それよりも早く保護ワニスをかけてしまうと表面の白濁や様々なトラブルの原因になるので注意する。

油絵具の乾燥を早める方法は3つある。
(1)シッカチフを加える
(2)クイックドライメディウムやクイックドライオイルを使用する
(3)環境を整える
(4)乾燥の速い色を使う

(1)シッカチフ

シッカチフは鉛、コバルト、マンガンなどの金属塩で、酸素を運び入れ酸化重合の促進剤としてはたらく。
入れすぎると画面の黒変や表面の皺の原因になるので絵具の量の30%にとどめるようにする。
シッカチフは画用液に混合して使う液状のものとチューブに入って練られているパートシッカチフがあり、パートシッカチフは絵具の粘度を下げずに使う事ができるので盛り上げやタッチを生かした表現に向いている。

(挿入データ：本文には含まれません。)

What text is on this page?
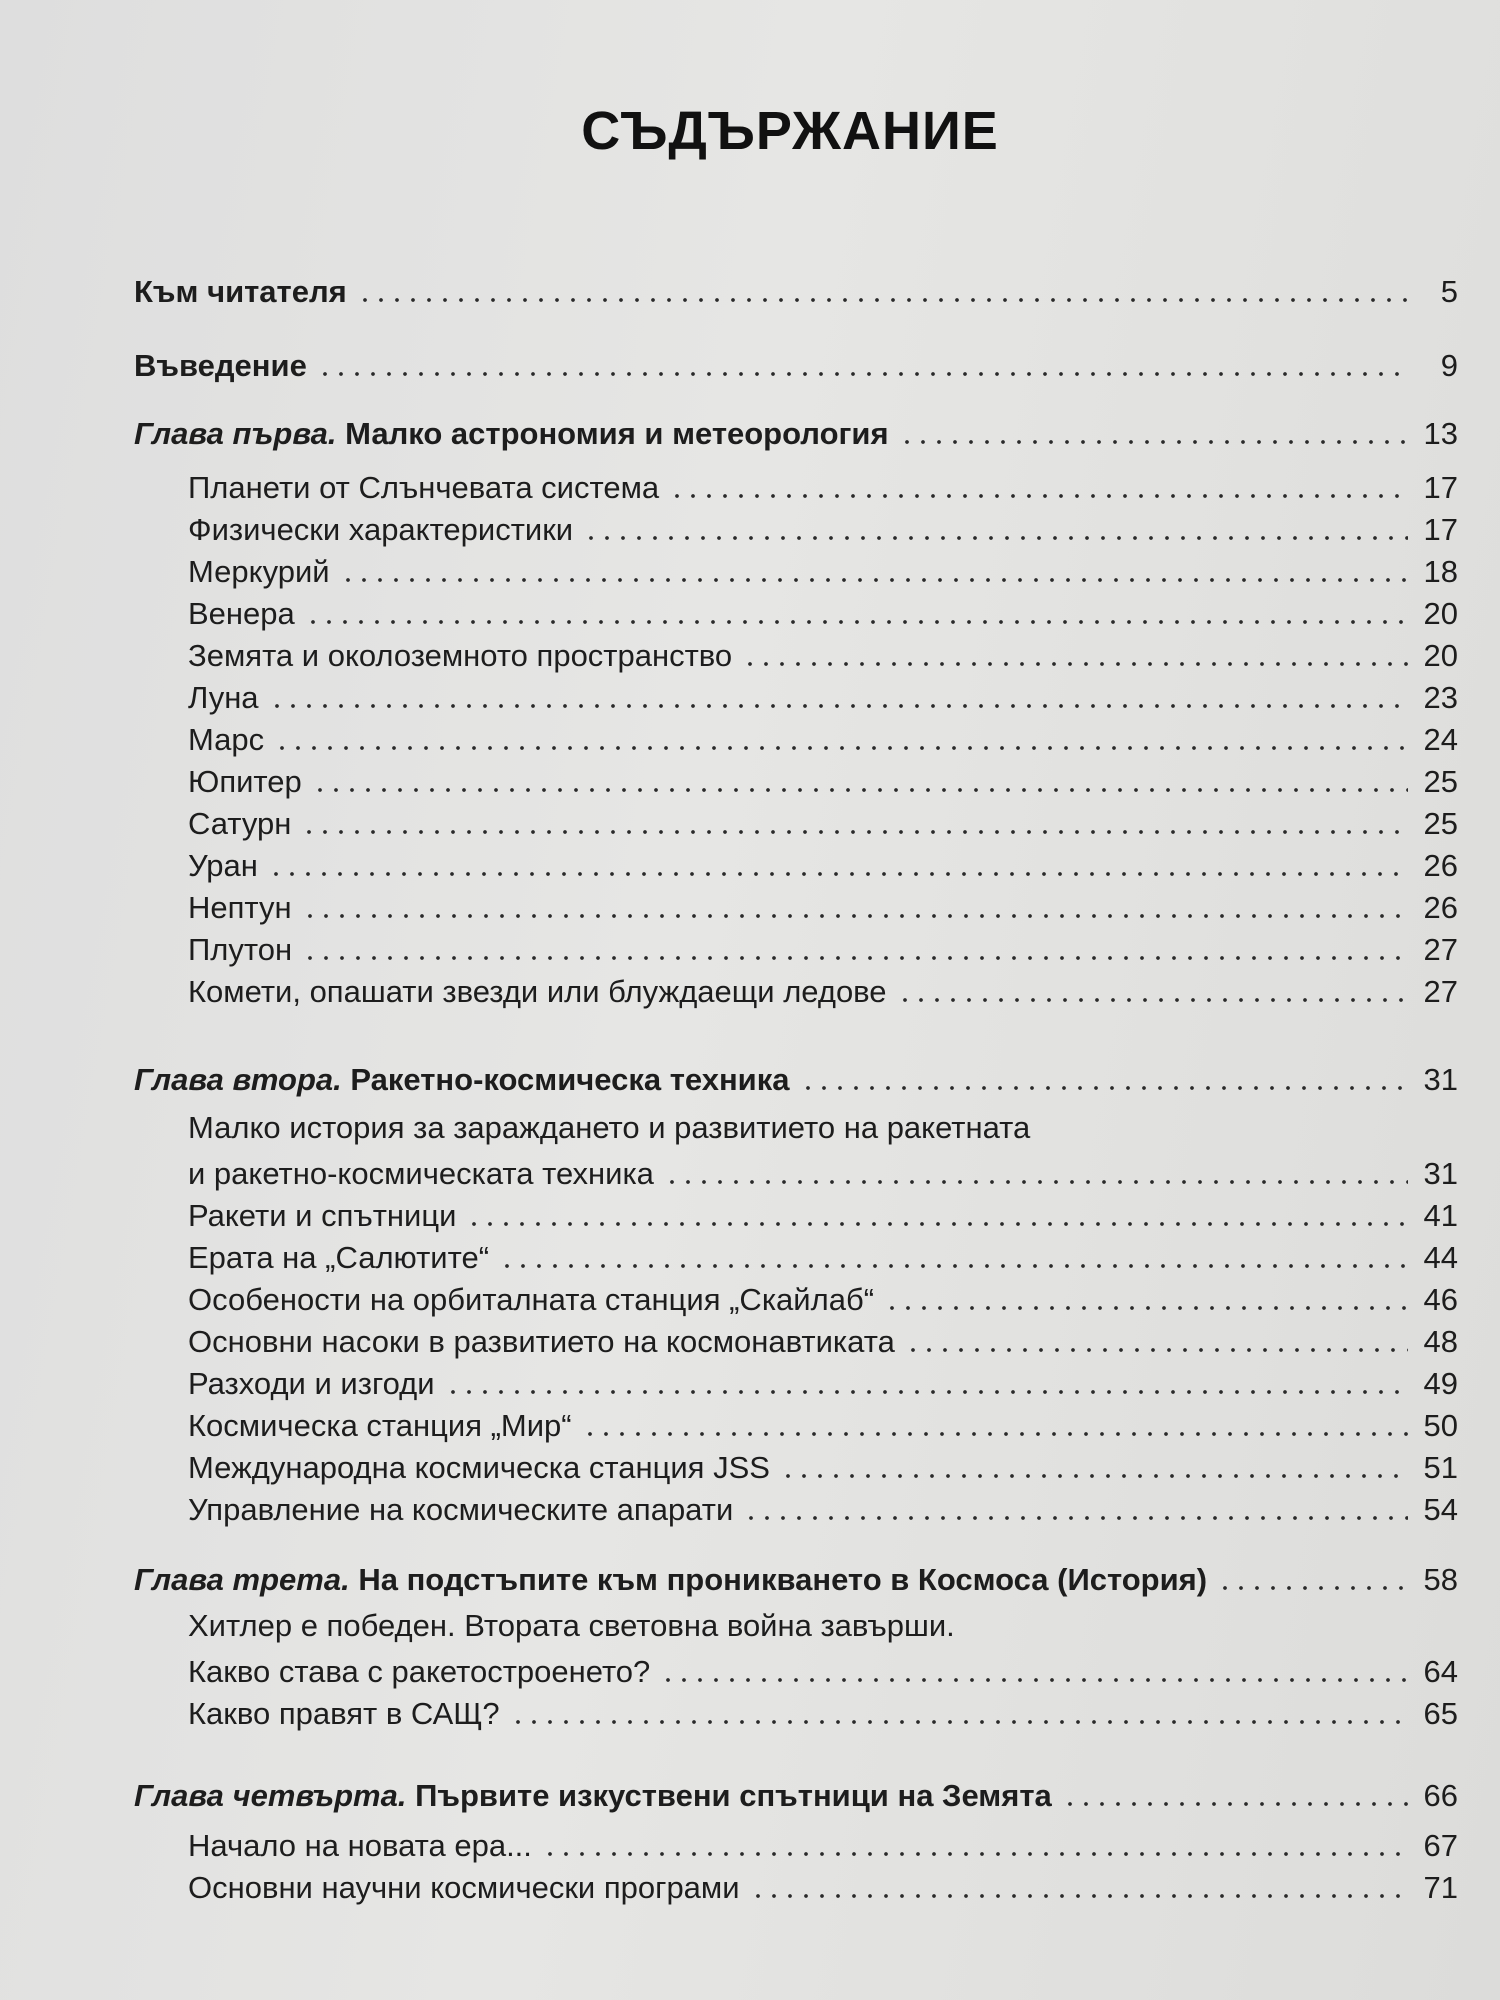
СЪДЪРЖАНИЕ
Към читателя	5
Въведение	9
Глава първа. Малко астрономия и метеорология	13
Планети от Слънчевата система	17
Физически характеристики	17
Меркурий	18
Венера	20
Земята и околоземното пространство	20
Луна	23
Марс	24
Юпитер	25
Сатурн	25
Уран	26
Нептун	26
Плутон	27
Комети, опашати звезди или блуждаещи ледове	27
Глава втора. Ракетно-космическа техника	31
Малко история за зараждането и развитието на ракетната
и ракетно-космическата техника	31
Ракети и спътници	41
Ерата на „Салютите“	44
Особености на орбиталната станция „Скайлаб“	46
Основни насоки в развитието на космонавтиката	48
Разходи и изгоди	49
Космическа станция „Мир“	50
Международна космическа станция JSS	51
Управление на космическите апарати	54
Глава трета. На подстъпите към проникването в Космоса (История)	58
Хитлер е победен. Втората световна война завърши.
Какво става с ракетостроенето?	64
Какво правят в САЩ?	65
Глава четвърта. Първите изкуствени спътници на Земята	66
Начало на новата ера...	67
Основни научни космически програми	71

(2)クイックドライメディウムや、クイックドライオイルを使う

絵具の中に含まれる樹脂の揮発乾燥を利用して乾燥を速める方法。
コーパル樹脂、ダンマル樹脂、ケトン樹脂などを配合し、絵具中の乾性油の割合を少なくしている。
シッカチフと異なり混ぜすぎによる失敗がなく、受験用や練習用の速乾油絵具はこういった樹脂を含んでいるものが多い。

(3)環境を整える

油絵具が乾燥するのに最適な環境は、気温20℃前後で換気が良い事。夏の窓際のような場所がベストで、最後に筆を置いてから6ヶ月~1年程度は風の通る場所・密閉しない場所に置いておく方が良い。

(4)乾燥の速い色を使用する

油絵具はそれぞれの色(使われている顔料)によって乾燥度(乾燥する速さ)が異なる。
無機顔料は有機顔料に比べて粒子が大きく、吸油量が少ない。また、無機顔料に含まれる金属がシッカチフと同様に油の酸化重合を促進する働きをし、乾燥が早くなる。
有機顔料は粒子が細かいので、絵具にするためには無機顔料よりも多くの油が必要になりその分乾燥も遅い。

また、淡い色調の色は暗色と比べて乾燥が遅い。
淡色は乾燥が遅く黄変しにくいポピーオイルが使われていることが多く、
暗色には乾燥が速く黄変しやすいリンシードオイルが使われるためである。